Cobalt is a controversial mineral due to most of it coming from mining operations in Congo, a place that has historically been affected by conflict and corruption, which has resulted in child labor in some mining operations.
Most tech and auto companies using cobalt have taken steps to avoid sourcing from those operations, but it’s a hard thing to track since it changes hands several times before reaching a battery cell.
Now Tesla is looking to get its cobalt from Glencore, according to Bloomberg:
“Glencore Plc is negotiating a long-term contract to ship cobalt to Tesla Inc.’s new electric-vehicle factory in Shanghai, according to people familiar with the matter.”
Glencore, the world’s biggest supplier of cobalt, has been securing long-term contracts with several automakers looking to expand electric vehicle production, like with VW and BMW.
The company gets its cobalt through its subsidiary Katanga Mining, a Canada-based company that operates a copper and cobalt mine in Congo’s Katanga province.
A year ago, Canadian authorities fined Glencore’s Katanga company more than $20 million and banned some of its executives, including billionaire Aristotelis Mistakidis, from serving as a director in Canada over misleading investors regarding their relationship with the Congolese authorities.
There are several other mining operations that are looking to produce more cobalt outside of the Republic of Congo, including in Canada, the US, and Australia.
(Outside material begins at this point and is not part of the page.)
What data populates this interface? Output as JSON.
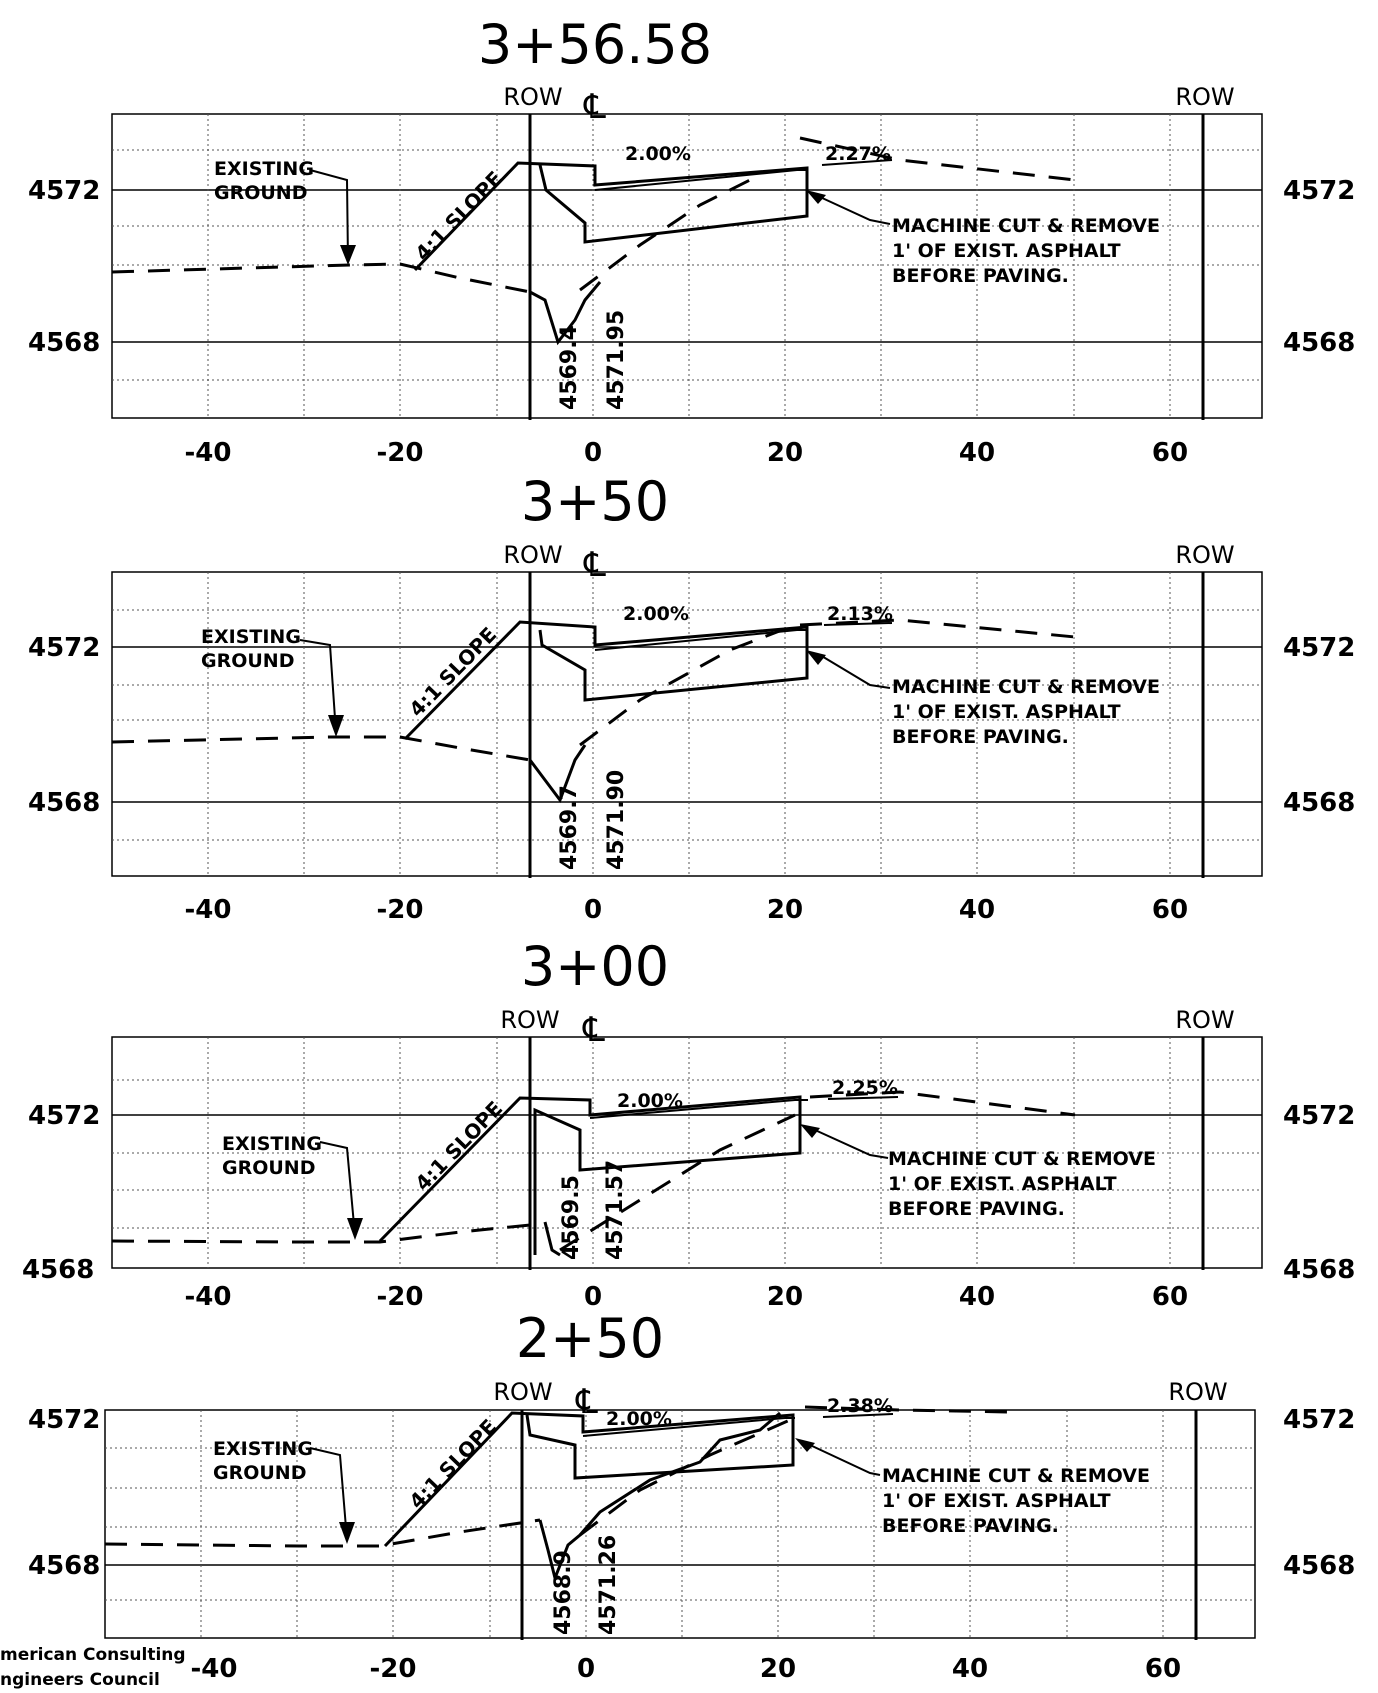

Some automakers are looking to produce their own battery cells and secure the minerals directly, while others are getting involved through the supplier chain, but the battery cells are being produced by other manufacturers, like LG Chem and Panasonic.
As I have often stated in the past, securing battery supply is a priority in order to scale electric vehicle production and that starts with securing the raw materials.
Last year, Tesla warned of upcoming shortages of battery minerals, like nickel, copper, and lithium that could cause issues for the rapid EV production ramp-up.
But it still definitely not a reason to contribute to corruption and potentially even child labor.
Tesla is taking steps to make sure its suppliers don’t participate in those things and it publishes a yearly ‘Conflict Minerals Report’ to keep track of the effort.
Furthermore, the company is also looking to reduce the amount of cobalt needed in its battery cells.